In order to minimize costs and take into account food availability and costs, it is used to determine how much of various types of elements should be included in the diet.

Transportation Problems

The best strategy to deliver a product from factories or plants located in various places to markets is to identify the lowest transportation schedule possible.

Linear Programming Examples

Here is an example of a linear programming problem that illustrates the basic concepts of the technique:

A company produces two products, A and B, using two resources, labor and materials. Each unit of product A requires 2 hours of labor and 3 units of materials, while each unit of product B requires 1 hour of labor and 2 units of materials. The company has 40 hours of labor and 60 units of materials available. In addition, the company has a demand for at least 10 units of product A and 15 units of product B. The company wants to determine the production levels of product A and B that will maximize profit. The profit for each unit of product A is $5, and for each unit of product B is $4.

Linear Programming examples

The objective function in this case is to maximize the profit, which is represented by the linear equation:

Maximize : 5x + 4y (where x is the number of units of product A produced and y is the number of units of product B produced)

The constraints in this case are:

Labor constraint : 2x + y <= 40 (the company has a maximum of 40 hours of labor available)

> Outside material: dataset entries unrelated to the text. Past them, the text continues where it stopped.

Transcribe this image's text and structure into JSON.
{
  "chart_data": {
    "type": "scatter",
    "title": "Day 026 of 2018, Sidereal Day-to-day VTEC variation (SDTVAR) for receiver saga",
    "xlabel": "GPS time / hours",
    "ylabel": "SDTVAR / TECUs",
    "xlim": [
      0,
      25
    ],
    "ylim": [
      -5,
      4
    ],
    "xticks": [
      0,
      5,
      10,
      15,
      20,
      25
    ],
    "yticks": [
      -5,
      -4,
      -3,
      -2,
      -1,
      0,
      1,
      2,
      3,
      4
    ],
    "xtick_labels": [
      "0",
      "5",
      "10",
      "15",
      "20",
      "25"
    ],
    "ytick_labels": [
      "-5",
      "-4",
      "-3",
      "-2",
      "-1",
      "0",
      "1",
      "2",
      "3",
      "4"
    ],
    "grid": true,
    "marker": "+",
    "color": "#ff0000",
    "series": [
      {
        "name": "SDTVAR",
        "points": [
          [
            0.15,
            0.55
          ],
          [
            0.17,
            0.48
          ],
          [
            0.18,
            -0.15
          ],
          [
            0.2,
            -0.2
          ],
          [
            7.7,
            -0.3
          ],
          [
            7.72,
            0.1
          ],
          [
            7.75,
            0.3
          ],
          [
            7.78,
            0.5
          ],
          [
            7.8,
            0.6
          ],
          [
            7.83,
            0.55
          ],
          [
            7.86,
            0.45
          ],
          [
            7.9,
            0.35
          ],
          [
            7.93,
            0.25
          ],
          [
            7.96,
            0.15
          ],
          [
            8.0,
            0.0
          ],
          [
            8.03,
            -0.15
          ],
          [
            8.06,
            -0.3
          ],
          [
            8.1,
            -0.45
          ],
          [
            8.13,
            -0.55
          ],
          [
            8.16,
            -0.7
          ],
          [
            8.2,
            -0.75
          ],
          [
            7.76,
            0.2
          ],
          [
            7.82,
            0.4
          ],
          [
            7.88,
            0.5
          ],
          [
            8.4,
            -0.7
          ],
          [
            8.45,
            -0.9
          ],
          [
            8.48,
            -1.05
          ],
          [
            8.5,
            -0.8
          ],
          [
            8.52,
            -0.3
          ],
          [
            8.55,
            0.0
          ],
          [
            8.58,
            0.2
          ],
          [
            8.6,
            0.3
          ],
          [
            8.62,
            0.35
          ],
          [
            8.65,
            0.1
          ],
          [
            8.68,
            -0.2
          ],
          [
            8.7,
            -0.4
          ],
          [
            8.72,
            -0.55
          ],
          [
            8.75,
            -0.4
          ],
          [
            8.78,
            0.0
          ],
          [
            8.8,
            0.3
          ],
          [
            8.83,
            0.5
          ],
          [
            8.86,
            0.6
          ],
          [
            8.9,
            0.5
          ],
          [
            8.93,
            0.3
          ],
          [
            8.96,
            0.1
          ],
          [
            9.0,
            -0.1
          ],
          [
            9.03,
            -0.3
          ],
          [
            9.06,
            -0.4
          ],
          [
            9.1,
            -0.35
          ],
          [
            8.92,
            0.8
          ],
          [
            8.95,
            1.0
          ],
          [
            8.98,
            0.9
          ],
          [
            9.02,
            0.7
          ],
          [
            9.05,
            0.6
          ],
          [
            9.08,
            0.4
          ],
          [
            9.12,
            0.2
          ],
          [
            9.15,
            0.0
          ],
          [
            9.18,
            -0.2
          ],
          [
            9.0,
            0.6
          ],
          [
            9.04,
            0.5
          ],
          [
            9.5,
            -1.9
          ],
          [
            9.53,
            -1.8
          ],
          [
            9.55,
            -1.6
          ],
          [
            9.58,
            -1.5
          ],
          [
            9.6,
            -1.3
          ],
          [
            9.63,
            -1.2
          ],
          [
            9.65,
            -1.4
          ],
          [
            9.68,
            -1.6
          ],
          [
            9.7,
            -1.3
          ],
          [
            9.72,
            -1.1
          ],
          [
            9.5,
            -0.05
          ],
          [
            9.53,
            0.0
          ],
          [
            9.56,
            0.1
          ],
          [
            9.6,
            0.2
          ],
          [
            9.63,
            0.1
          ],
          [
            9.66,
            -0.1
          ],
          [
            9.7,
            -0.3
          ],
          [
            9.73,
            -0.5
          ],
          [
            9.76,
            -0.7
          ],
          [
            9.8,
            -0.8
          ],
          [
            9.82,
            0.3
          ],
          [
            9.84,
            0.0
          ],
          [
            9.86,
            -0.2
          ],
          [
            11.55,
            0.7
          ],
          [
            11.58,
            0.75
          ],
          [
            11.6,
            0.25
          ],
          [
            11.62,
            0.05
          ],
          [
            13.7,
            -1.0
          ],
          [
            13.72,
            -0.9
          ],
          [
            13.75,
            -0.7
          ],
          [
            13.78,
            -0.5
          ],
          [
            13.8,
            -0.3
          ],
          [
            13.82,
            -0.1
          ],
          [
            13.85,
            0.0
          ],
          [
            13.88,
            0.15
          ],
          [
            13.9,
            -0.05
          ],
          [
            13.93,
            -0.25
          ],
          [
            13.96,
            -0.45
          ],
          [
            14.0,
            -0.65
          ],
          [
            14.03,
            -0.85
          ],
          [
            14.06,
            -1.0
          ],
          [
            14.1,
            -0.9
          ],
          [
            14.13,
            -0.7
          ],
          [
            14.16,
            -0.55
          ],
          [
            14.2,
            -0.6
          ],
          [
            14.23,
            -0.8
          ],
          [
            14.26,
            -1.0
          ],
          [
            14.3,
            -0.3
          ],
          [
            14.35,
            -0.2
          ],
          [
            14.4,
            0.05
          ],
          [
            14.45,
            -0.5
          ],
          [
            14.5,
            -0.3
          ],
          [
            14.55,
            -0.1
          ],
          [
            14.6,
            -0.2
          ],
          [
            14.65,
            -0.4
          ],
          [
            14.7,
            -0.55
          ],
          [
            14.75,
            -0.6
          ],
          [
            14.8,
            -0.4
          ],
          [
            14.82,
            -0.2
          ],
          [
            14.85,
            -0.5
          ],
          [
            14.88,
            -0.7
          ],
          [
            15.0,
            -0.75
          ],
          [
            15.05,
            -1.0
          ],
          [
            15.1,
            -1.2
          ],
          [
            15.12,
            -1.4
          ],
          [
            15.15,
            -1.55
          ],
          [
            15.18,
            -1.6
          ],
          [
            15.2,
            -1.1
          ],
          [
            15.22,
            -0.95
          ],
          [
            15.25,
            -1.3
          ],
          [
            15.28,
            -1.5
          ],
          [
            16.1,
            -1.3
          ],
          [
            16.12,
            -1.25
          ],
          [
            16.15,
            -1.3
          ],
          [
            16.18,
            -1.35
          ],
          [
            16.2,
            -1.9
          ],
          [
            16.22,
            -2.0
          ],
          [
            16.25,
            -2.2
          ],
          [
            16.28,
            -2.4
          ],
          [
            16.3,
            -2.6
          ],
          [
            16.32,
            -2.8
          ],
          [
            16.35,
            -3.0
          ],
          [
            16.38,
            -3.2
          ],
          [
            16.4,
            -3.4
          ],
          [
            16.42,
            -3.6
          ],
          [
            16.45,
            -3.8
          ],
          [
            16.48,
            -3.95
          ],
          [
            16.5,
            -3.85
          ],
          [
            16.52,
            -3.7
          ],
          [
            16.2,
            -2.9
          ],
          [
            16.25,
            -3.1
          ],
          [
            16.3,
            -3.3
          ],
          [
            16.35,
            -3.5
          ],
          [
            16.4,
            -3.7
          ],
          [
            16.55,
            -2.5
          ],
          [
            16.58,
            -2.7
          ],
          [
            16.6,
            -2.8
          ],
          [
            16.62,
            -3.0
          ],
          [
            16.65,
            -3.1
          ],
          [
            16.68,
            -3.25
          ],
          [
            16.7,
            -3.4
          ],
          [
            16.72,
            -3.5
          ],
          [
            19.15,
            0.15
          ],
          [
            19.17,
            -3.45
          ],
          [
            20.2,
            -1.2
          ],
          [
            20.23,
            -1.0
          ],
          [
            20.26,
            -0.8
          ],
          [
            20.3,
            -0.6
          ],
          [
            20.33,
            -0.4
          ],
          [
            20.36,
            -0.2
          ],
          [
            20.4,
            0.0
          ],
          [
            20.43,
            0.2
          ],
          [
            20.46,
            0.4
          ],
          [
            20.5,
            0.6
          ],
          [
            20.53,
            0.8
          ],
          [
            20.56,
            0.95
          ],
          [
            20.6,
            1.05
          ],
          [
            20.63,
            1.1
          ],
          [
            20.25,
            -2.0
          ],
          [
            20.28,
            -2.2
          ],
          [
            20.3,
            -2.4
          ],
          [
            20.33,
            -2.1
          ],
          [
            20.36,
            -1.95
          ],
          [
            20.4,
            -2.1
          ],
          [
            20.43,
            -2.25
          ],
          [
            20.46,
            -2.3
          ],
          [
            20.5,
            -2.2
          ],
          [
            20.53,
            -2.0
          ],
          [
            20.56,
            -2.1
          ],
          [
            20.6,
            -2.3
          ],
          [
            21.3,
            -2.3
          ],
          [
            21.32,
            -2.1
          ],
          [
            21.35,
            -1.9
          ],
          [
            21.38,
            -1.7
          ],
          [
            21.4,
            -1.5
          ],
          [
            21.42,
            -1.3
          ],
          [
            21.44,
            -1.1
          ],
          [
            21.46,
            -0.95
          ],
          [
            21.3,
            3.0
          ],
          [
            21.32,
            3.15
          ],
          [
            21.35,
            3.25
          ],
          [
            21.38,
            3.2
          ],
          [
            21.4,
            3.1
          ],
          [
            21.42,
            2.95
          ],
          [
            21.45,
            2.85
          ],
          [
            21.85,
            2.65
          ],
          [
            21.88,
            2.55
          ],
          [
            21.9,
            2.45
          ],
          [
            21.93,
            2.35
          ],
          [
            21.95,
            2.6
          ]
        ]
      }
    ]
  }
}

Materials constraint : 3x + 2y <= 60 (the company has a maximum of 60 units of materials available)

Demand constraint : x >= 10 (the company has a minimum demand of 10 units of product A)

Demand constraint : y >= 15 (the company has a minimum demand of 15 units of product B)

x, y >= 0 (the production levels of the products must be non-negative)

We can solve this linear programming problem graphically. We could plot the constraints to graph a region where all the solutions will lie in. The solutions will be the points on the boundary of the feasible region that are on the line that maximize the objective function. The optimal solution will be the point where the objective function is maximized and all the constraints are met.

Or we could use the simplex method to solve the problem, starting with an initial feasible solution and then repeatedly making small changes to the production levels of products A and B, guided by the simplex method's rules, until the optimal solution is reached.

In this case, the solution would be to produce 12 units of product A and 20 units of product B, for a maximum profit of $100. With this solution, the company is meeting all the constraints and earning the maximum possible profit.

Linear programming examples could be used in practice to solve problems related to production and resource allocation in a company. The concept, however, could be applied to a wide range of problems like the examples I mentioned earlier.

Terminologies used in Linear Programming Problem

You must have a firm understanding of the fundamental terminology utilized in solving linear programming problems in order to solve them. These terms are listed below:

Objective Function

The issue must have involved a problem with a distinct and definable aim, such as the maximization of profit or the reduction of costs, etc. These examples all come within the category of the objective function.

Decision Variable

Variables, like products and services, that are in competition with one another for a limited amount of resources. The term "decision variable" refers to a set of variables that are connected and have a linear connection that can determine the most ideal solution.

Constraints

The limitations placed on the available resources, such as a limited number of machinery, manpower, etc.

Redundant Constraints

Redundant restrictions are those that are clearly present and yet don't limit the solution to the problem being studied.

Optimum Solution

This is the finest option out of all the ones that could work to assist the problem's goal in the best way.